L’alerte à la rédaction vint d’Allemagne, d’abord de la part d’un historien de l’architecture, suivi par une lettre officielle de la très renommée Akademie der Künste à Berlin, qui écrivait, en mai de cette année, au ministre de l’Intérieur et de l’Aménagement du territoire, Jean-Marie Halsdorf (CSV), l’appelant à éviter l’irréparable, soit la construction d’une installation industrielle sur le terrain adjacent à la Maison Audry à Steinfort.
Visite sur place. Sur le GPS, l’adresse n’apparaît même pas : selon l’appareil, la rue s’arrêterait au numéro 92 de la rue de Hobscheit. Pourtant, un petit chemin privé mène vers le numéro 94 : derrière un petit monticule couvert de buissons et d’arbustes s’ouvre la vue sur une maison moderniste, charmante, aux formes organiques, parfaitement implantée en pleine nature. L’architecte chinois Chen Kuen Lee (1915-2003), qui a longtemps travaillé avec Hans Scharoun, l’a construite entre 1967 et 1969 pour le docteur Audry, qu’il connaissait personnellement. Peu connue du grand public, la maison a été mise en vente par le fils, il y a une dizaine d’années, elle fut alors acquise par Claude Forget, qui cherchait « une maison extraordinaire et sans voisins ». D’ailleurs, ce ne fut que par hasard, lorsqu’il consulta les plans pour faire des rénovations et aménagements intérieurs, qu’il se rendit compte qu’il s’agissait d’une célèbre maison d’architecte – c’est la seule maison que Lee, proche du Bauhaus et grand maître du concept « d’architecture organique », ait construite en Europe, hors d’Allemagne.

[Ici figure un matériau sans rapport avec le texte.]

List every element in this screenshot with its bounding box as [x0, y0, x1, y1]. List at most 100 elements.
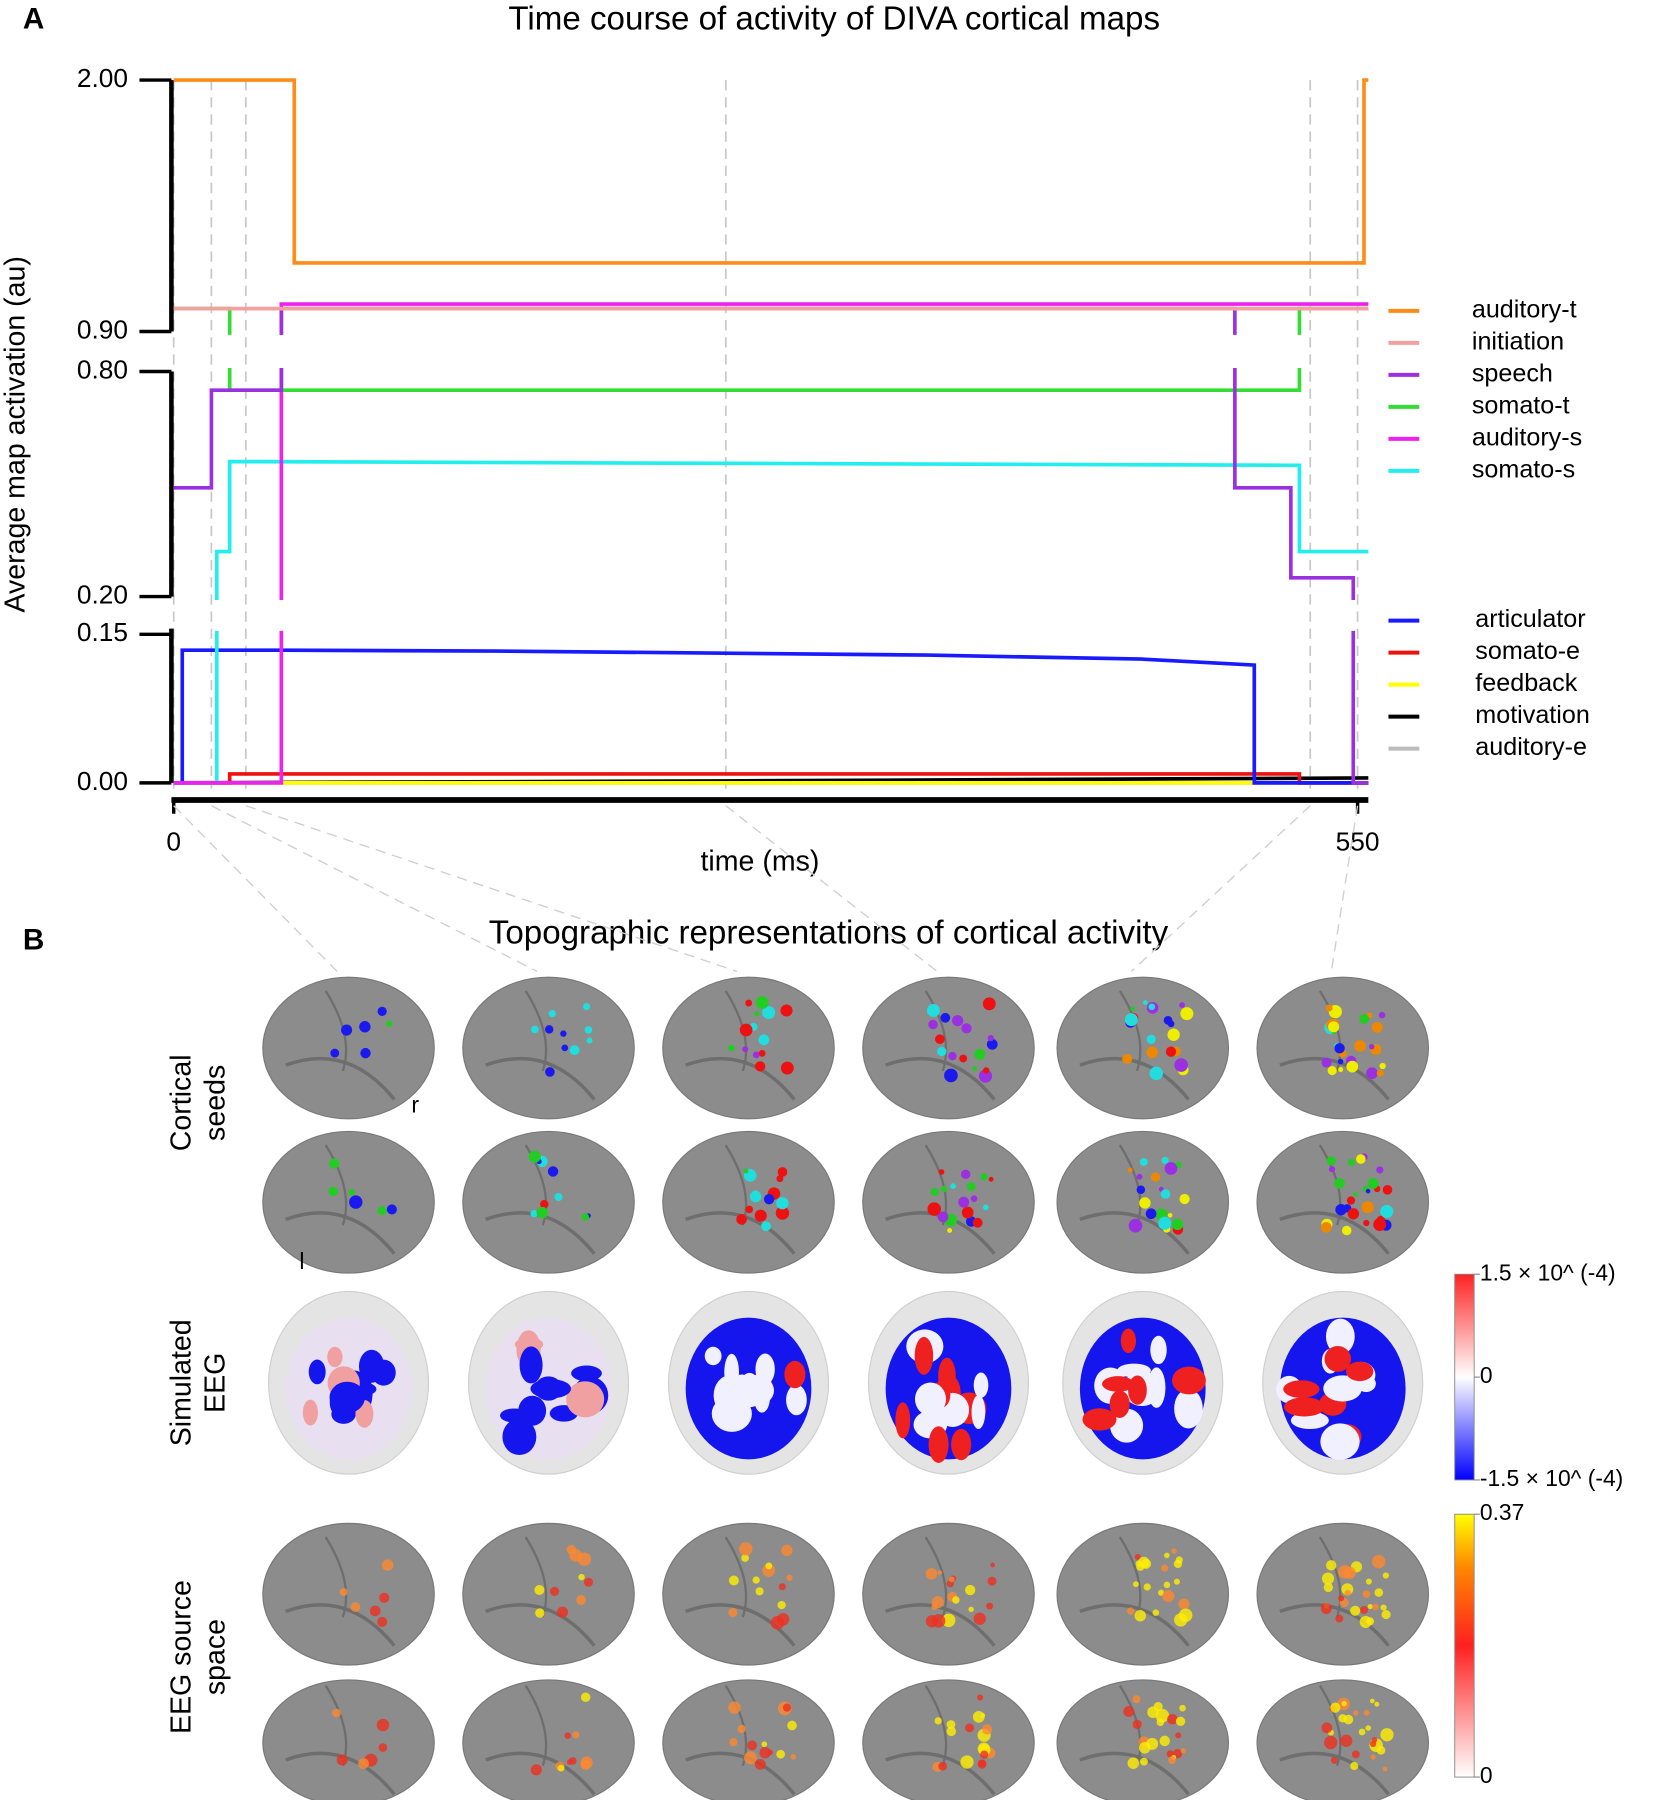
activity-spot [1163, 1581, 1171, 1589]
brain [462, 1522, 635, 1666]
activity-spot [1134, 1553, 1141, 1560]
activity-spot [1146, 1034, 1156, 1044]
activity-spot [754, 1011, 760, 1017]
activity-spot [961, 1023, 972, 1034]
colorbar [1454, 1273, 1475, 1481]
activity-spot [556, 1606, 569, 1618]
activity-spot [377, 1206, 387, 1216]
activity-spot [1140, 1757, 1148, 1766]
series-line [279, 368, 284, 601]
activity-spot [778, 1583, 786, 1591]
scalp-blob [1128, 1375, 1147, 1405]
activity-spot [986, 1038, 998, 1050]
series-line [174, 409, 1369, 537]
activity-spot [1127, 1757, 1140, 1769]
brain [862, 976, 1035, 1120]
activity-spot [1382, 1185, 1393, 1195]
activity-spot [728, 1044, 735, 1052]
legend-label: articulator [1475, 605, 1585, 633]
scalp-blob [1284, 1397, 1325, 1417]
activity-spot [1148, 1003, 1156, 1011]
panel-b-title: Topographic representations of cortical … [489, 915, 1169, 952]
activity-spot [336, 1754, 348, 1766]
activity-spot [1158, 1216, 1172, 1230]
activity-spot [1161, 1564, 1169, 1572]
activity-spot [1340, 1734, 1353, 1747]
brain-sulcus [324, 1144, 348, 1226]
activity-spot [925, 1568, 938, 1580]
activity-spot [1325, 1004, 1333, 1012]
activity-spot [377, 1006, 387, 1017]
scalp-blob [928, 1426, 949, 1463]
activity-spot [1376, 1069, 1384, 1077]
activity-spot [940, 1185, 948, 1193]
series-line [173, 630, 284, 785]
chart-title: Time course of activity of DIVA cortical… [508, 0, 1160, 37]
activity-spot [787, 1720, 797, 1731]
activity-spot [1156, 1718, 1165, 1727]
activity-spot [1374, 1588, 1384, 1597]
activity-spot [350, 1602, 361, 1612]
activity-spot [547, 1166, 559, 1177]
activity-spot [1150, 1172, 1161, 1182]
activity-spot [560, 1030, 567, 1037]
activity-spot [780, 1004, 793, 1017]
scalp-blob [1323, 1375, 1362, 1402]
activity-spot [977, 1759, 987, 1769]
activity-spot [379, 1592, 390, 1603]
scalp-blob [737, 1375, 775, 1406]
activity-spot [1145, 1208, 1157, 1220]
activity-spot [759, 1746, 771, 1759]
activity-spot [941, 1613, 956, 1628]
activity-spot [776, 1749, 786, 1759]
connector-line [245, 805, 738, 973]
brain [862, 1130, 1035, 1274]
activity-spot [968, 1606, 974, 1613]
activity-spot [329, 1158, 340, 1169]
legend-label: somato-t [1472, 392, 1570, 420]
activity-spot [782, 1703, 792, 1712]
activity-spot [1343, 1714, 1354, 1725]
series-line [173, 630, 219, 785]
brain-sulcus [324, 1536, 348, 1618]
activity-spot [561, 1044, 569, 1052]
activity-spot [1338, 1595, 1345, 1602]
activity-spot [1382, 1766, 1388, 1772]
activity-spot [786, 1574, 793, 1581]
scalp-blob [786, 1384, 807, 1416]
brain [1056, 976, 1230, 1120]
activity-spot [966, 1182, 976, 1191]
brain-sulcus [1118, 1536, 1142, 1618]
activity-spot [1321, 1057, 1332, 1068]
activity-spot [578, 1573, 585, 1581]
activity-spot [1380, 1728, 1394, 1742]
colorbar-label: 0.37 [1480, 1499, 1524, 1525]
activity-spot [572, 1731, 580, 1739]
activity-spot [1130, 1006, 1135, 1011]
activity-spot [937, 1211, 949, 1223]
activity-spot [754, 1061, 766, 1072]
activity-spot [1359, 1014, 1370, 1024]
activity-spot [1330, 1702, 1341, 1713]
activity-spot [548, 1009, 556, 1018]
activity-spot [1328, 1166, 1336, 1173]
hemisphere-label: r [411, 1091, 419, 1117]
activity-spot [934, 1717, 942, 1725]
series-line [279, 302, 1369, 335]
activity-spot [754, 1759, 766, 1770]
activity-spot [761, 1741, 768, 1748]
activity-spot [980, 1173, 988, 1181]
activity-spot [927, 1202, 941, 1216]
scalp-blob [1150, 1335, 1167, 1365]
activity-spot [540, 1200, 549, 1209]
legend-label: auditory-t [1472, 296, 1577, 324]
activity-spot [1346, 1060, 1359, 1073]
activity-spot [946, 1720, 956, 1729]
activity-spot [1330, 1757, 1338, 1764]
scalp-blob [329, 1381, 365, 1414]
activity-spot [937, 1046, 947, 1057]
activity-spot [1367, 1604, 1373, 1610]
activity-spot [1320, 1221, 1332, 1233]
activity-spot [761, 1221, 771, 1232]
activity-spot [1143, 1583, 1151, 1591]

Orientée vers le soleil, la maison s’ouvre sur les champs et se protège des regards extérieurs côté ruelle. Le toit et les murs sont inclinés, rien dans cette maison n’est symétrique, les matériaux – pierres naturelles, verre, bois – sont tous typiques de la région, faisant de Lee un précurseur de la construction durable tellement à la mode aujourd’hui. Protégés du vent, les habitants profitent du soleil en terrasse dès le printemps et jusque tard dans l’automne. Dans le salon, la frontière entre l’intérieur et l’extérieur s’estompe, par de grandes baies vitrées sur deux étages, par l’eau d’une fontaine qui ruisselle vers l’extérieur, par les grandes plantes vertes installées des deux côtés. Un escalier flottant en bois mène à l’étage, où une salle en rotonde avec des fenêtres tout autour permet là encore de se sentir comme seul au monde, avec vue sur la nature.
Or, quelle ne fut la surprise des propriétaires lorsque, revenant de vacances il y a six ou sept ans, ils trouvèrent le terrain d’en face en friche, des centaines d’arbres coupés – que ce passe-t-il ? Steffen Immo S.A., filiale de la société du traiteur éponyme, propriétaire de la lentille située dans une zone verte, mais classée à elle seule « zone artisanale », compte y construire des halls de production, promettant d’y créer des dizaines d’emplois. Des halls, apprit le propriétaire, qui vont faire entre vingt et 25 mètres de haut – ce qui va forcément altérer non seulement la qualité de vie des propriétaires de la maison Audry, mais aussi, de cela Claude Forget est persuadé, annihiler le concept même de son architecture organique.
Se sentant à cent pour cent dans son droit, il commença donc une longue marche à travers les instances politiques et administratives, saisissant le conseil communal, qui avait déjà donné son aval à un premier PAG du site, le garde forestier, le tribunal administratif, le commissaire de district, le Service des sites et monuments nationaux. En avril 2010, la maison Audry fut, sans aucune difficulté, classée comme monument national.
Or, rien n’y fit, ni mise en doute de la légalité de l’entreprise, ni recours quant au respect des procédures, ni même aucun appel de l’étranger – le magazine allemand Architektur & Wohnen du mois d’octobre, consacre tout un dossier à Chen Kuen Lee, dossier qu’elle ouvre avec une description de la maison
Audry –, la commune continue ses plans et voudrait, selon le maire Jean-Marie Wirth (CSV), prendre le deuxième vote du PAP avant la fin de l’année, parce que « une commune doit aussi se soucier de la création d’emplois sur son territoire » affirme-t-il vis-à-vis du Land. Pour compenser, la commune serait prête à imposer une zone verte avec un remblai planté de verdure autour du site. Depuis la mi-septembre, des sites immobiliers internationaux proposent une « villa exceptionnelle et unique » au Luxembourg, mise à prix à quatre millions d’euros. Somme pour laquelle on pourra y « vivre comme James Bond ». Mais pour le propriétaire, la vente ne pourrait être qu’un tout dernier recours.